- Developer(s): Audiogenic Software
- Publisher(s): Sunsoft Audiogenic Software
- Producer(s): Peter Calver
- Designer(s): Pat Fox Scott Williams
- Composer(s): Allister Brimble (Amiga, CD32) Matt Furniss (Genesis)
- Platform(s): Amiga, Genesis, CD32
- Release: NA: March 1994; EU: January 1995;
- Genre(s): Platform
- Mode(s): Single-player

= Bubble and Squeak (video game) =

1994 video game

Bubble and Squeak is a platform game published for the Amiga in 1994 by Audiogenic Software. It was developed by Fox Williams under the name Barney & Clyde, and they ported it to the Sega Genesis for which it was published by Sunsoft under license from Audiogenic. The game is a childlike sci-fi fantasy platform game in which players control a little human boy named Bubble along with recent alien acquaintance Squeak. The platform levels are separated by brief underwater scrolling shooter bonus segments.

==Plot==
The story takes place on the planet Grool, a planet inhabited by mostly short, anthropomorphous felines. The idyllic and mundane lifestyle of the feline aliens is interrupted when an alien invader known as Kat of Nine Tails kidnaps Grool's sentient populace, inadvertently leaving one of them, Squeak, behind.

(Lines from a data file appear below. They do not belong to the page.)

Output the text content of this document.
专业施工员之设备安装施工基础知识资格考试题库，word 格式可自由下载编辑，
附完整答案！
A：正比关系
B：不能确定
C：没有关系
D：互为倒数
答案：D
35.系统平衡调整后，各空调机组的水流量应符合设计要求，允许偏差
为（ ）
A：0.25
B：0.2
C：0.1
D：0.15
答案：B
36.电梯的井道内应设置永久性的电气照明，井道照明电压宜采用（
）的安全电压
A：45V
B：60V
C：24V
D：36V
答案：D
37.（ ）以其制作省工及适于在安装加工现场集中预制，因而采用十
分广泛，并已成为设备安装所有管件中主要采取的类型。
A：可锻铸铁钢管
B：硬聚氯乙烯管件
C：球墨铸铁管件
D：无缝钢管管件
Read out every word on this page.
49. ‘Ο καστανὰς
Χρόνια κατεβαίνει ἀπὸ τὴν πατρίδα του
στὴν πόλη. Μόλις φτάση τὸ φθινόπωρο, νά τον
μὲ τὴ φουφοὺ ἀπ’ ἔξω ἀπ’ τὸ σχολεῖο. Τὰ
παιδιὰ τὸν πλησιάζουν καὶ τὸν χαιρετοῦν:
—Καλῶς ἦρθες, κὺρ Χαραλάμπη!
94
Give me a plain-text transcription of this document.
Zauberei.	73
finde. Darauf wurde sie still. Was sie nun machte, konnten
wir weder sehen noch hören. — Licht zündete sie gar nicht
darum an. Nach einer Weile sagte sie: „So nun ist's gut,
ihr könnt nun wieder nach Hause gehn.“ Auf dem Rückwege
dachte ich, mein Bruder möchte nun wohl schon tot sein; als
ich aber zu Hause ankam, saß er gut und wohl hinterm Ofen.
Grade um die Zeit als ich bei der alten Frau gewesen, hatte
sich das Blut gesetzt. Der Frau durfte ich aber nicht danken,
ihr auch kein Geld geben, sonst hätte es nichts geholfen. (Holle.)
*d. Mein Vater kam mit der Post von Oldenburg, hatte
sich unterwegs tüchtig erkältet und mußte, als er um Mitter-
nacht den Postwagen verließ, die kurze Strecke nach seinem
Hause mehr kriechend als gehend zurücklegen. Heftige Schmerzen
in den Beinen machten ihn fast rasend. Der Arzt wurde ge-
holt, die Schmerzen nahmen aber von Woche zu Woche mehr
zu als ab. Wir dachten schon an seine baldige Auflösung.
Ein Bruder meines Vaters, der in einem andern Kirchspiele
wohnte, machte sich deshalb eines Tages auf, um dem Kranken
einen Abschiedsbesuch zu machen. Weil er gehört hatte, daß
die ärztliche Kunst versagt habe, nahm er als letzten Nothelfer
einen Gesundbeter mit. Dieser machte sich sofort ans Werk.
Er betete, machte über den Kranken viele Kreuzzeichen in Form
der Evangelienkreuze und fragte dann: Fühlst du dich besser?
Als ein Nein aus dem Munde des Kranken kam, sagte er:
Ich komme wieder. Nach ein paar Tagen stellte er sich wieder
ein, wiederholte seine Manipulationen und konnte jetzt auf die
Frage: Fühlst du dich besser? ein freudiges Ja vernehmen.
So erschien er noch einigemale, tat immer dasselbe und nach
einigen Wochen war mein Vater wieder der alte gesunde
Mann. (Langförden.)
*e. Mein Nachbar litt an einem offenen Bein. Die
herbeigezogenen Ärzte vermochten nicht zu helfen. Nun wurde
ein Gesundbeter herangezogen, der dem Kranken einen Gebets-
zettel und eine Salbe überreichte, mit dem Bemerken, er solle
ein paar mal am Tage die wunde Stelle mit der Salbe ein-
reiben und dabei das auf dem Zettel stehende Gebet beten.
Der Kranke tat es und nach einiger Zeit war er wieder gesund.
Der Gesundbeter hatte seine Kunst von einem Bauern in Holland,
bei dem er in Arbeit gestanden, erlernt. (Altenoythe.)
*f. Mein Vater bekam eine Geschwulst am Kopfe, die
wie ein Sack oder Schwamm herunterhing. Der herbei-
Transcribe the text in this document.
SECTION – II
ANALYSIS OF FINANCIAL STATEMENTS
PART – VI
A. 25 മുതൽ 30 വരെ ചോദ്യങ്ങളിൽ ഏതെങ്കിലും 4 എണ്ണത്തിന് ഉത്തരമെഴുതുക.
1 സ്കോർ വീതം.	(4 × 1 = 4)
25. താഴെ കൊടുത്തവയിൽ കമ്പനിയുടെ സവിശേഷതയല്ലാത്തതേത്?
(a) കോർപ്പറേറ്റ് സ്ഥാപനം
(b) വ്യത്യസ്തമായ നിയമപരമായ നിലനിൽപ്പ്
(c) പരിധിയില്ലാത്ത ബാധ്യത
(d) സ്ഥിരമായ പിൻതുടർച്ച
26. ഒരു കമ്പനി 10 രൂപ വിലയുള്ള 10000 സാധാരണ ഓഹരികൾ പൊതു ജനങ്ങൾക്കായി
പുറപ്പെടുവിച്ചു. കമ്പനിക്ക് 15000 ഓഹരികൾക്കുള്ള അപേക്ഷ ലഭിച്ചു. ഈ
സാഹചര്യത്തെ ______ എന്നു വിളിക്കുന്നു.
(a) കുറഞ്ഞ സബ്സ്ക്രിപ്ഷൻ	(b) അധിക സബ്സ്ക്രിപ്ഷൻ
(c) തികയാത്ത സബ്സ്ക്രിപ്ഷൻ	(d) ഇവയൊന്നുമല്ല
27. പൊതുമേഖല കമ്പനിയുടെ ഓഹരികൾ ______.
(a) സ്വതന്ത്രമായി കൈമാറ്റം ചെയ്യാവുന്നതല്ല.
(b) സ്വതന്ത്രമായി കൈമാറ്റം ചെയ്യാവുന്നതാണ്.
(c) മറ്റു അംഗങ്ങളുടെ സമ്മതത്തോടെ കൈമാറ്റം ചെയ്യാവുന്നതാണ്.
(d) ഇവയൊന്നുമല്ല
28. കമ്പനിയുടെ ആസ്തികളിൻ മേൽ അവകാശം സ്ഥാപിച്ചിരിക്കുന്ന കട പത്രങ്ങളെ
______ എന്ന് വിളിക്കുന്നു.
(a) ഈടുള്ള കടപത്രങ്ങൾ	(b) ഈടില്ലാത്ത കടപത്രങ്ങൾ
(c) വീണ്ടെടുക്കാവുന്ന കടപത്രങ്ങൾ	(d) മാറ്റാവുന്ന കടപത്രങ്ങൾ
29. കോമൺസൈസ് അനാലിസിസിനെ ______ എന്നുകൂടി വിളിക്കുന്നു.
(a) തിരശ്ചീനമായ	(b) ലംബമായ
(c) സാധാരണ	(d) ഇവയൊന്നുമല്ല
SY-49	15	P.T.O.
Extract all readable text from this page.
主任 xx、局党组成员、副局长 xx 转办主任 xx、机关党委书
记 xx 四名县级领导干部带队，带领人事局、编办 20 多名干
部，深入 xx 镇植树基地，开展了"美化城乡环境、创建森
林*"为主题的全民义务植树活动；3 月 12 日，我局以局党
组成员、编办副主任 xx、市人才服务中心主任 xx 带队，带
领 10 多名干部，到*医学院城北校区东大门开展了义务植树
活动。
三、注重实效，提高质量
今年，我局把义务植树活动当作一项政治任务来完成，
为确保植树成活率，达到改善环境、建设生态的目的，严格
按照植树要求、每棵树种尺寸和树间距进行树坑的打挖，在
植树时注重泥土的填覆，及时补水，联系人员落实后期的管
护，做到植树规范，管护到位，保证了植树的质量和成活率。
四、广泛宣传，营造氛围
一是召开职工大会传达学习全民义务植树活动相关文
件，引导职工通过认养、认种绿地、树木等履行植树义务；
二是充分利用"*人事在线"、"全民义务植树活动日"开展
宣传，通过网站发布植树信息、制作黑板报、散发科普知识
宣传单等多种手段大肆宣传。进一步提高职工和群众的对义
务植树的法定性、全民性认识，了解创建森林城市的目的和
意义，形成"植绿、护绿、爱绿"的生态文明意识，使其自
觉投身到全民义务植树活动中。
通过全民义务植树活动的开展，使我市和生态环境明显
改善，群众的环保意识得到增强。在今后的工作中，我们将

Shortly after, Squeak encounters a human boy known only as Bubble who agrees to rescue Grool's captured populace.

==Gameplay==
Players control Bubble and at any time during gameplay they can command Squeak to either 'follow' or 'wait' for him. Squeak, who is invulnerable to enemies and enemy fire, has own AI and can help collect items or give Bubble a boost via piggy-back, toss him up to tall heights or serve as a platform for him to stand on. Collectable items include gems, coins, and a submersible icon which is necessary to play the shooter stages; some items can be picked up and carried to other locations such as springs, but the only items the player can pick up in the shooter stages were extra lives and Speed-ups. In both modes of gameplay (collecting and shooting), Bubble is equipped with unlimited ammunition, either stars or torpedoes.

==Reception==

Electronic Gaming Monthly gave the Genesis version a 6.6 out of 10, praising the use of teamwork and strategy and the impressive graphics.